Les fondements philosophiques de la démocratie moderne

de Maxence Hecquard

 

Un Commentaire de Floris de Bonneville

Journaliste
Ancien directeur des rédactions de l’Agence Gamma 

 

À l’heure où chacun fourbit ses armes en vue des présidentielles, où les grands (et moins grands) partis hésitent sur celui (ou celle) qui incarnera leur projet, dans une bataille dont le champ a rarement été aussi embrouillé et l’issue aussi incertaine, quand les socialistes sont accusés de faire le jeu du grand capital et les libéraux d’asservir la France à l’Empire américain, il est urgent de prendre le temps de réfléchir. Je vous propose une lecture certes exigeante mais récréative en ce qu’elle jette une nouvelle lumière sur les événements.

Le livre de Maxence Hecquard sur Les Fondements philosophiques de la démocratie moderne permet d’y voir plus clair, car il donne de précieuses clés de lecture. La 3e édition, très enrichie, de cet ouvrage de référence analyse les concepts et les valeurs de notre démocratie à partir des textes des grands penseurs anciens et modernes. Dans une rare synthèse, l’auteur explique la cohérence remarquable de ce système en évolution permanente. Que la démocratie soit percluse de contradictions, qu’elle n’existe pas vraiment puisque tous conviennent que le peuple est incapable de gouverner ne constituent un problème qu’apparent.

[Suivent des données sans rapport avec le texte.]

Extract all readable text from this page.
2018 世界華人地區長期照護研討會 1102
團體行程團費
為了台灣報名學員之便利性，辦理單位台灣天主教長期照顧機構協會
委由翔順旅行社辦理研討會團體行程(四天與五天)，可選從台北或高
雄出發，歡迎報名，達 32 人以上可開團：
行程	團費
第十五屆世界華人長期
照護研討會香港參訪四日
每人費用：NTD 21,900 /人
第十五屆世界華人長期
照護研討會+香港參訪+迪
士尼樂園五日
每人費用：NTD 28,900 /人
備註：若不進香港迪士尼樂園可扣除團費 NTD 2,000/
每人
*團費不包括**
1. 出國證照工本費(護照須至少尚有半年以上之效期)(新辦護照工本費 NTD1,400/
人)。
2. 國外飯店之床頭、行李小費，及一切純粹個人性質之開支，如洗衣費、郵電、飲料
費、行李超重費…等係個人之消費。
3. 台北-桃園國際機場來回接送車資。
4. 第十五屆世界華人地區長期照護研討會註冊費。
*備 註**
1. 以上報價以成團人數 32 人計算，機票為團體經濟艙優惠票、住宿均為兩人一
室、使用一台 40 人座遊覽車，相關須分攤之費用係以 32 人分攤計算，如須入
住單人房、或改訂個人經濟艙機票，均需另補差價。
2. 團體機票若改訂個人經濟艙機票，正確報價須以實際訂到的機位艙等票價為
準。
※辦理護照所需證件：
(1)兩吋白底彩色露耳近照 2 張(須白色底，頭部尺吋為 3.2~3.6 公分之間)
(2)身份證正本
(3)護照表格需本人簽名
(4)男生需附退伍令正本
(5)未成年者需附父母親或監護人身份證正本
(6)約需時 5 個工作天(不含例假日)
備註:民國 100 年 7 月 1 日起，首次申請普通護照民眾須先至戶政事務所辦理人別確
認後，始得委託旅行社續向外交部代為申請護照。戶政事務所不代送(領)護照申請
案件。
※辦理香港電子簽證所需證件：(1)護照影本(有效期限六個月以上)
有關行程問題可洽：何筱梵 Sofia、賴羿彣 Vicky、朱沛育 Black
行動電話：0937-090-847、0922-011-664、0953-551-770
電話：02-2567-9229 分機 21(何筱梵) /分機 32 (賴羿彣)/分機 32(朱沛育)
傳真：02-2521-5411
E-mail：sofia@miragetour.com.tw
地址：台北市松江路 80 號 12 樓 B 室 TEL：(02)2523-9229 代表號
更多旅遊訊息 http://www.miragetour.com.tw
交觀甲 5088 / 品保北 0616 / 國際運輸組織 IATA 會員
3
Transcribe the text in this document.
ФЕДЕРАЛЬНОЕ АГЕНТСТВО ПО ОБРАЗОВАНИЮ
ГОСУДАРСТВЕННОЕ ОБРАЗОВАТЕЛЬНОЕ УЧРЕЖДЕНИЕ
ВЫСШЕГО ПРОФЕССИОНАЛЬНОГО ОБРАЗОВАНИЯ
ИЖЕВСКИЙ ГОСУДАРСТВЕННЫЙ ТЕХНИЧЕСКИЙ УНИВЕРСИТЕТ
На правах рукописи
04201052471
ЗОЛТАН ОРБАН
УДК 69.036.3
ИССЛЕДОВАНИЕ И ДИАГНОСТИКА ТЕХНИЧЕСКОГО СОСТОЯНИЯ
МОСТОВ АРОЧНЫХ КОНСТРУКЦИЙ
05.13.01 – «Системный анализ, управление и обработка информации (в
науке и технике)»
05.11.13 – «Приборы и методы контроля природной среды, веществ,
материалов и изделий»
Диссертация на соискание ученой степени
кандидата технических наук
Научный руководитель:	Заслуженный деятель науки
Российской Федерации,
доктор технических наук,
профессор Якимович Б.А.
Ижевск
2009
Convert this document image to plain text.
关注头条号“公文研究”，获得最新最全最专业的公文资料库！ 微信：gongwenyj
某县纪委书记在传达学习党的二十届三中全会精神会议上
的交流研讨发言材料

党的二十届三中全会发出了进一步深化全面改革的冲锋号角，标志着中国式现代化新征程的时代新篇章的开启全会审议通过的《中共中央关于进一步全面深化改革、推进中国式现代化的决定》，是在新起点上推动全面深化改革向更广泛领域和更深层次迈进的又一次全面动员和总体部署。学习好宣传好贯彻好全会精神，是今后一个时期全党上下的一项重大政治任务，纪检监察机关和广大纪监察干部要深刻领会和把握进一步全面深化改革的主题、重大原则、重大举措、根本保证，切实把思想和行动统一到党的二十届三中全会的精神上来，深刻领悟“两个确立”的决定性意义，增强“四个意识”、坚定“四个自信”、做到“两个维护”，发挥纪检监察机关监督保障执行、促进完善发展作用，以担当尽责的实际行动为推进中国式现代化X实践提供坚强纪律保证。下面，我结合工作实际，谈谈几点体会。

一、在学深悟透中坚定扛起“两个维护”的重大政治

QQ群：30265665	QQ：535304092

En effet, la démocratie est beaucoup plus qu’une question politique. Elle correspond à une vision du monde, à ce qu’on appelait autrefois une métaphysique. Hecquard montre qu’il s’agit de celle d’Épicure et de Lucrèce reprise par les Lumières et validée « scientifiquement » par Darwin. De là, cette « philosophie générale » est exclusive.

Elle élimine systématiquement tout ce qui reste du despotisme de l’Ancien Régime, tout ce qui se réfère à un soi-disant ordre de la nature. Au moyen d’une révolution sémantique méconnue, la démocratie substitue aux « communautés naturelles » d’Aristote (famille, nation) des créations purement juridiques destinées à évoluer rapidement.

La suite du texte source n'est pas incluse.